Serba Serbi Imlek: Dari Cuci Rupang, Esensi Imlek, Sampai Genosida 3 Generasi

- Rabu, 22 Januari 2020 | 17:20 WIB
Indrawati/Gouw Yang Giok menunjukkan foto sang ibu yang mengenakan setelan kebaya berkain batik Cempaka Mulyo dalam frame foto keluarga. (Ayocirebon/Erika Lia)
Indrawati/Gouw Yang Giok menunjukkan foto sang ibu yang mengenakan setelan kebaya berkain batik Cempaka Mulyo dalam frame foto keluarga. (Ayocirebon/Erika Lia)

PEKALIPAN, AYOCIREBON.COM -- Imlek dirayakan sebagai tahun baru bagi warga Tionghoa di seluruh dunia, termasuk Indonesia.

Berbagai persiapan dilakukan warga Tionghoa menjelang Imlek. Kesibukan biasanya meningkat sepekan sebelumnya.

Bukan hanya di rumah masing-masing, persiapan Imlek juga dilakukan di rumah-rumah ibadah, terutama vihara dan klenteng.

Banyak hal ihwal Imlek yang mungkin belum dapat dipahami. Beberapa hal di bawah ini barangkali terdengar baru, apa saja?

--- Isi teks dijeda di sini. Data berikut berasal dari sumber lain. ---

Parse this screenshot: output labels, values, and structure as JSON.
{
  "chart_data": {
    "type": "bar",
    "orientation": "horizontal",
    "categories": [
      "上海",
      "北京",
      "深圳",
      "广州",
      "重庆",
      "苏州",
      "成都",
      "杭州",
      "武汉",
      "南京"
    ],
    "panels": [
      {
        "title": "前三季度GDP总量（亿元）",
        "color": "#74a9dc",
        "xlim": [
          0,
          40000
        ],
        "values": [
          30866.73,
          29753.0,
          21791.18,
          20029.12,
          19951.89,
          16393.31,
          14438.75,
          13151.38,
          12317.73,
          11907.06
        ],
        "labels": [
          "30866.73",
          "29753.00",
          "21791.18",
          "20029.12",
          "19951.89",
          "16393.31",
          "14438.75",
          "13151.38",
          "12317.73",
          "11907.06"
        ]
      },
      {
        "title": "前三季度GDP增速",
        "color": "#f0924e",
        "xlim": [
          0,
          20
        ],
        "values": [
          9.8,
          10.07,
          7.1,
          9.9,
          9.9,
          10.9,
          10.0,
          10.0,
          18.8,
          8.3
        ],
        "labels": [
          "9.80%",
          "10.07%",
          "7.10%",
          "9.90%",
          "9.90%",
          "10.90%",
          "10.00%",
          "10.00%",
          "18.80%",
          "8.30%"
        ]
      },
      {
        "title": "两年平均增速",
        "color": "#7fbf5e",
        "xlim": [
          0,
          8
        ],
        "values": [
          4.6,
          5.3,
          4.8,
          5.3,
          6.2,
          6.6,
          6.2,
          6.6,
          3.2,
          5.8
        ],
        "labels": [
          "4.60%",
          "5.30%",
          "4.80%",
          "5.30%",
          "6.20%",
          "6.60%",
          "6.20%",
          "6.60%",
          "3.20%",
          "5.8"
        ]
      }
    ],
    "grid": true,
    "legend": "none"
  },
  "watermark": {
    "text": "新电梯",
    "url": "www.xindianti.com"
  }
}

Yuk simak serba-serbi Imlek yang dirangkum Ayocirebon.com berdasarkan obrolan bersama sejumlah warga Tionghoa di Cirebon.

1. Mencuci Rupang
Rupang dikenal sebagai sebutan untuk patung dewa dewi Budha dan Konghucu. Aktivitas pencucian rupang biasanya dilakukan sepekan menjelang Imlek, baik di vihara maupun klenteng, yang tahun ini jatuh pada 18-19 Januari 2020.

Pencucian rupang terbilang sederhana, cukup berbekal air dan sabun. Rupang kemudian dibersihkan dengan cara dicuci dan disikat.

Tak hanya itu, pakaian lama yang dikenakan dewa dewi itu pun diganti yang baru.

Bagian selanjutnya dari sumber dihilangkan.